Subjects in "Vesper Flights" include the title essay, which is about how swifts navigate, as well as bird-watching from atop the Empire State Building, swan antipathy ("I never cared much for swans until the day a swan told me I was wrong" is how that one starts), avoiding deer on highways and giving up a childhood interest in collecting birds' nests. Again and again, as Macdonald pays attention to an animal, it becomes her teacher.

Some of what she learns is heartening. Macdonald cites the nighttime flying of swifts — flocks of which can turn on a dime because of their sophisticated communication — as a guide for the vigilance and adaptability humans need: "In terms of thinking about wider aspects of community and what's coming toward us, I think about those extraordinary birds going on their vesper flights, not only determining where they are but also what's on the horizon coming toward them."

Unfortunately, what's coming toward them — and us — is "terrifying," the writer says.

"My day to day is consumed with things vanishing. I think I started to [think of] it as natural, as silver hair and wrinkles are a part of aging. But it's not natural. And it's completely down to us," Macdonald argues. "I've said a few times this book is way more politically open than the previous one, which was more personal and interior. I think the times we live in do demand that we tackle what's going on."

Macdonald advocates thinking globally/acting locally. Plant gardens that birds and bees will love. Install cisterns to catch rainwater. Cultivate a window box or a couple of pots if you don't have space for a garden.

She's doing all of those things, while contemplating the shows put on by the "common" birds in her yard.

"Everyone who watches the world knows there is a terrible lack of empathy for individuals who are not like themselves. So watching these creatures, with their own needs and wants and minds, it's a really important act," says Macdonald. "That's been a real help during lockdown for me, along with ice cream, Agatha Christie and action movies."

All of those may come up in her Talking Volumes chat. Macdonald says she discovered the performer within when she went on an "H Is for Hawk" promotional tour that brought her to the Loft in Minneapolis. She misses that experience, which helped her "fall in love with people" and was a comforting balance to the solitary nature of writing.

Right now, she's juggling both, at least virtually. While spreading the word about "Vesper Flights," Macdonald has begun her next book, about how the Midway Islands are on the front lines of environmental apocalypse.

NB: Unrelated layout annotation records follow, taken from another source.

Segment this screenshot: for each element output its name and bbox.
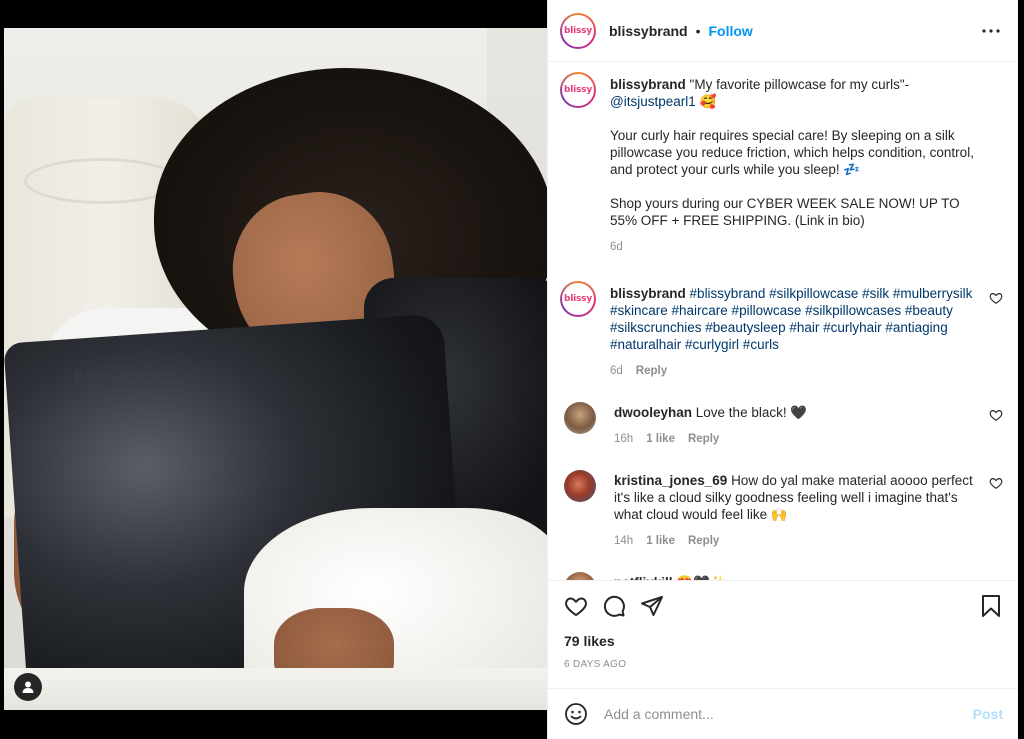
comment-row: blissy blissybrand #blissybrand #silkpil… [560,281,1003,380]
reply-button[interactable]: Reply [636,363,667,380]
reply-button[interactable]: Reply [688,431,719,448]
separator-dot: • [695,22,701,39]
like-comment-heart-icon[interactable] [989,476,1003,490]
likes-count[interactable]: 79 likes [564,633,1003,649]
comments-list[interactable]: blissy blissybrand "My favorite pillowca… [548,62,1019,580]
comment-time: 16h [614,433,634,445]
post-header: blissy blissybrand • Follow [548,0,1019,62]
comment-text: Love the black! 🖤 [695,405,808,420]
more-icon [982,28,1000,33]
comment-username[interactable]: dwooleyhan [614,405,692,420]
comment-row: kristina_jones_69 How do yal make materi… [560,470,1003,550]
comment-username[interactable]: blissybrand [610,286,686,301]
comment-row: netflixkill 😍🖤✨ [560,572,1003,580]
post-side-panel: blissy blissybrand • Follow blissy bliss… [547,0,1019,739]
comment-time: 6d [610,365,623,377]
comment-avatar[interactable]: blissy [560,281,596,317]
share-button[interactable] [640,594,664,618]
comment-likes[interactable]: 1 like [646,431,675,448]
send-paper-plane-icon [641,596,663,616]
comment-row: dwooleyhan Love the black! 🖤 16h 1 like … [560,402,1003,448]
caption-line1: "My favorite pillowcase for my curls"- [689,77,910,92]
mention-link[interactable]: @itsjustpearl1 [610,94,696,109]
more-options-button[interactable] [979,19,1003,43]
avatar-logo-text: blissy [564,25,592,36]
like-comment-heart-icon[interactable] [989,408,1003,422]
follow-button[interactable]: Follow [709,23,753,39]
commenter-avatar[interactable] [564,470,596,502]
user-icon [22,681,34,693]
post-actions: 79 likes 6 DAYS AGO [548,580,1019,688]
post-comment-button[interactable]: Post [973,706,1003,722]
caption-paragraph: Shop yours during our CYBER WEEK SALE NO… [610,196,960,228]
comment-composer: Add a comment... Post [548,688,1019,739]
comment-input[interactable]: Add a comment... [604,706,973,722]
post-media: blissy [0,0,547,739]
bedsheet [4,668,547,710]
caption-time: 6d [610,241,623,253]
caption: blissy blissybrand "My favorite pillowca… [560,72,1003,256]
caption-paragraph: Your curly hair requires special care! B… [610,128,974,177]
avatar-logo-text: blissy [564,85,592,95]
like-comment-heart-icon[interactable] [989,291,1003,305]
post-date: 6 DAYS AGO [564,659,627,670]
comment-username[interactable]: kristina_jones_69 [614,473,727,488]
tagged-user-button[interactable] [14,673,42,701]
avatar-logo-text: blissy [564,294,592,304]
smiley-icon [565,703,587,725]
comment-bubble-icon [603,595,625,617]
post-photo[interactable]: blissy [4,28,547,710]
caption-username[interactable]: blissybrand [610,77,686,92]
heart-icon [565,597,587,616]
emoji: 💤 [843,162,861,177]
reply-button[interactable]: Reply [688,533,719,550]
comment-button[interactable] [602,594,626,618]
author-username[interactable]: blissybrand [609,23,688,39]
comment-likes[interactable]: 1 like [646,533,675,550]
window-edge [1018,0,1024,739]
author-avatar[interactable]: blissy [560,12,596,49]
commenter-avatar[interactable] [564,572,596,580]
bookmark-icon [982,595,1000,617]
emoji-picker-button[interactable] [564,702,588,726]
emoji: 🥰 [699,94,717,109]
caption-avatar[interactable]: blissy [560,72,596,108]
commenter-avatar[interactable] [564,402,596,434]
save-button[interactable] [979,594,1003,618]
like-button[interactable] [564,594,588,618]
comment-time: 14h [614,535,634,547]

"It used to be the site of World War II battles and it's also the home of the albatross," says Macdonald. "They are astounding. I want to write about them and the naval history of that place. If you want to write about a big thing like the end of the world, you have to start really small. So that's going to be a bundle of laughs, huh?"

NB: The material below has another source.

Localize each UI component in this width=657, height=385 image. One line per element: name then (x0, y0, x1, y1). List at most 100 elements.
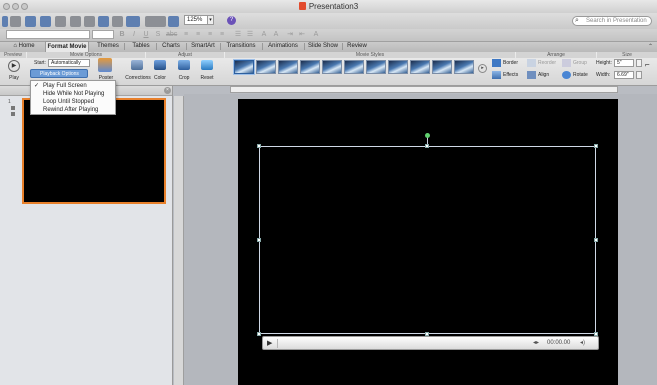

It's also likely to continue a spiritual journey she became aware of while promoting "H Is for Hawk."

"I am not a believer and I wasn't raised in a family of any faith but it's becoming increasingly clear that these little moments of grace in nature are incredibly important ways of being," says Macdonald. "I tried in the [new] book to think more carefully about those times and what people might consider to be evidence of a divine, creator god, even though I tend to see them more as moments of astonishment that I had the luck to be alive to see."

Although Macdonald jokes that her mother recently suggested woodworking could be "her thing," her real calling is observing moments of astonishment. Not that she loves everything in nature.

"I'm sitting here waxing lyrical about spiders but when I hang up, I will go off and chase the clothes moths away," says Macdonald, who is fine with establishing an artificial border in her wardrobe.

Yes, she loves chatting to her parrot and communing with cranes and searching for the last golden orioles in her part of the world. But, when it comes to eating her sweaters and rugs, nature can take a hike.